Londoners are using a lot more extra energy during the lockdown than the rest of the country, according to new data.
Households in the capital have seen an approximately 40% spike in their energy use, against a 27% jump nationally, energy supplier Bulb revealed.
The figures suggest that Londoners are more prone to work from home, with extra computers and lightbulbs guzzling an additional 25% more electricity in the capital during the hours formerly spent in the office.
It compares to a 17% jump nationally, Bulb said.
“Looking at electricity use since lockdown, people across the UK are starting their day later in the morning and are using a lot more energy than usual during working hours – especially at lunch time,” said Bulb co-founder Amit Gudka.
“The jump in electricity use is more pronounced in London – almost 10% higher than the UK average, and even more so at lunch – which we would put down to a higher percentage of the working population living in the capital, leading to greater variation pre and post-lockdown.”

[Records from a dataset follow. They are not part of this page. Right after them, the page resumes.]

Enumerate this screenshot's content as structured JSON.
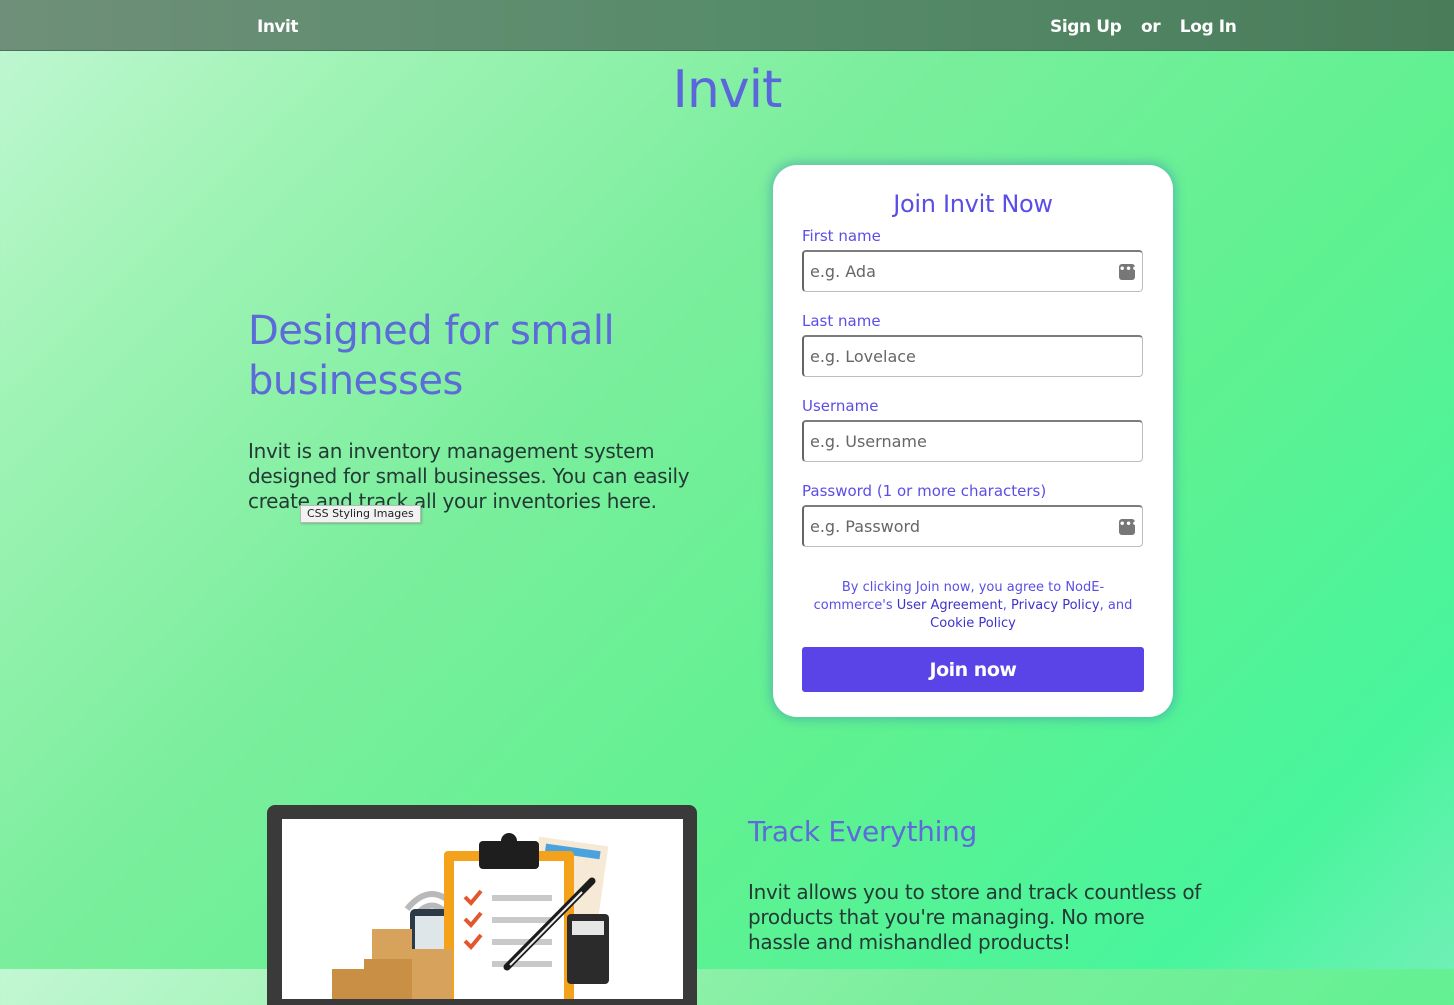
{
  "nav": {
    "brand": "Invit",
    "sign_up": "Sign Up",
    "or": "or",
    "log_in": "Log In"
  },
  "hero": {
    "title": "Invit"
  },
  "intro": {
    "heading": "Designed for small businesses",
    "text": "Invit is an inventory management system designed for small businesses. You can easily create and track all your inventories here.",
    "tooltip": "CSS Styling Images"
  },
  "form": {
    "title": "Join Invit Now",
    "first_name_label": "First name",
    "first_name_placeholder": "e.g. Ada",
    "last_name_label": "Last name",
    "last_name_placeholder": "e.g. Lovelace",
    "username_label": "Username",
    "username_placeholder": "e.g. Username",
    "password_label": "Password (1 or more characters)",
    "password_placeholder": "e.g. Password",
    "terms_prefix": "By clicking Join now, you agree to NodE-commerce's",
    "user_agreement": "User Agreement",
    "privacy_policy": "Privacy Policy",
    "and": "and",
    "cookie_policy": "Cookie Policy",
    "join_button": "Join now"
  },
  "feature": {
    "title": "Track Everything",
    "text": "Invit allows you to store and track countless of products that you're managing. No more hassle and mishandled products!"
  },
  "colors": {
    "accent": "#5b4ee6",
    "heading": "#5d6ad9",
    "button": "#5a44e8"
  },
  "icons": {
    "password_manager": "key-dots-icon"
  }
}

But the figures also reveal that many workers across the country are giving themselves a lie in, as energy use is down 21% nationally at 7.30am, when commuters are usually eating breakfast and showering ahead of work.
And in the capital, where staff often return home later than elsewhere in the country, energy use is up in the early evening.
“In London, we’re also seeing that electricity usage is up between 6-8pm since lockdown – while nationally this has gone down slightly,” Mr Gudka said.
“This suggests Londoners’ working hours, commute and dining habits meant they were less likely to be home during this period before the lockdown than the average. Whereas now, like the rest of the UK, they’re mostly at home and using electricity.”
However, the biggest increase is at around 1.30pm, when Londoners would normally be running to their closest sandwich shop. Instead now they are using 39% more energy at the lunchtime peak, versus a 27% lunchtime peak nationally.